Elvis noticed that the dancer on Holly's right kept stealing glances at Holly while they shimmied. This girl, also a blonde, was taller and thinner and obviously more practiced, but her own undulations could not begin to compete with the bouncy sensuality of Holly's, and it was clear from the expression on her face that she knew it. Knew it and resented it. It was like Gene Nelson said, two things the camera always catches are boredom and envy. Well, even on this three-by-three screen, the envy screamed out at Elvis. But who the heck was that screaming it?
“Freeze it, can you?” he suddenly said.
The image froze and Elvis leaned in closer to the little monitor. By God, he was right: the envious blond dancer was Nancy Pollard. Apparently, as Nannette Poulette, she had been a blonde, but the face was the same. And so was the small-breasted, willowy body. How about that? Poulette/Pollard had been jealous of Holly McDougal's shimmy long before she began practicing it on the stunt-shack cot with her boyfriend, Squirm.
A minute later, the film flapped off the reel; the screen test was over. Elvis's two hosts asked him to autograph stills from
Jailhouse
Rock
, which he gladly did, finally learning their names: Paddy Spence and Paddy Spence, Jr., father and son. Archiving film was the family trade.
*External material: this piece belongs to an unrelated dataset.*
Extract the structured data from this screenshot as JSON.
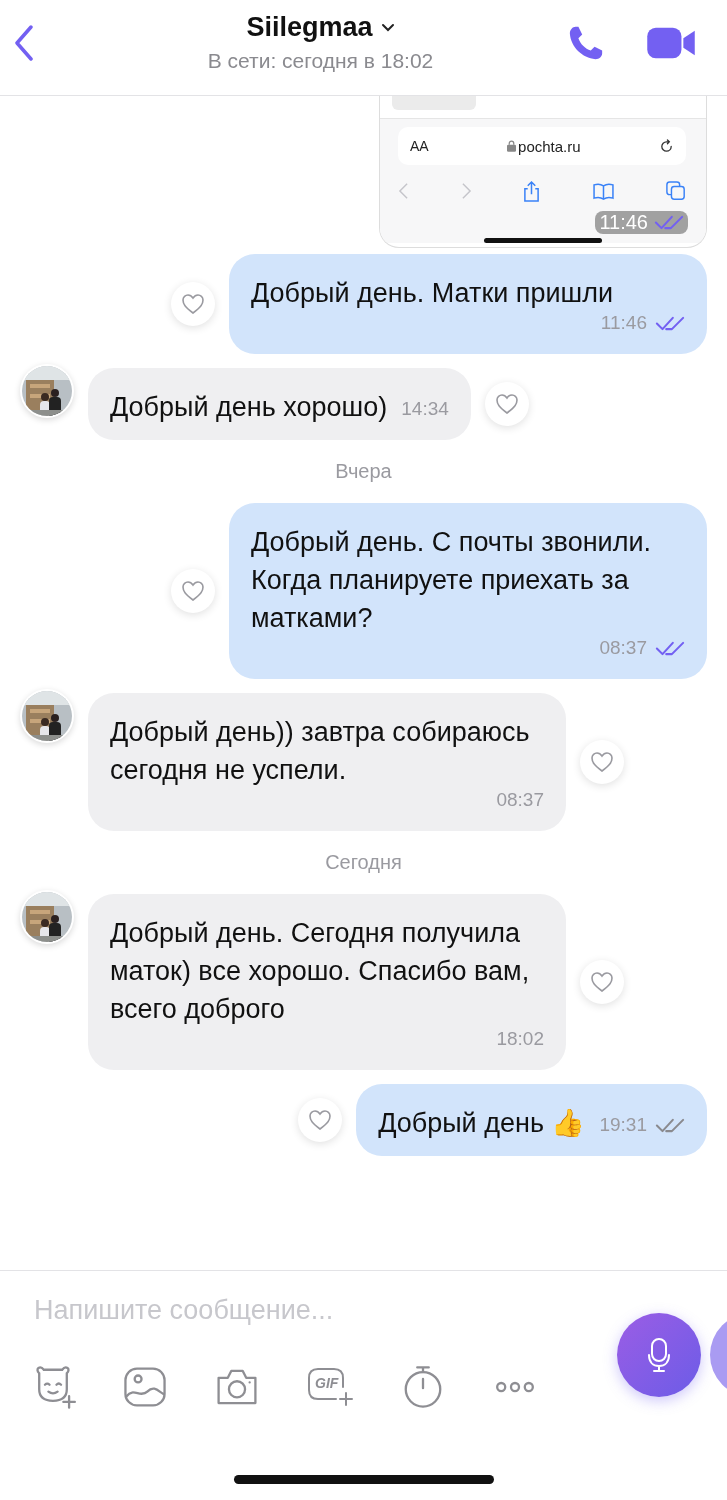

Elvis hobbled back down the basement hallway to the elevator and rang for it. When the door slid open, there was Colonel Parker standing inside, gazing out at him. Once again, Parker had that look of a scolding father on his face. If Elvis hadn't been on crutches, he would have bolted.
“Heard you were down here, son,” the Colonel drawled. “Now this kind of thing can't be doing your ankle much good, can it?”
Elvis stepped into the elevator without responding. He had intended to go up to the ground floor to meet Joey, but instead he punched the button for the floor below it, the first basement. He didn't want to spend a minute longer than necessary with Parker today.
“So how'd your meeting with Nancy Pollard go?” Parker asked. There was enough syrup in his voice for a double-dip sundae.
“It went,” Elvis answered. There was no sense in even asking how the Colonel knew about the meeting.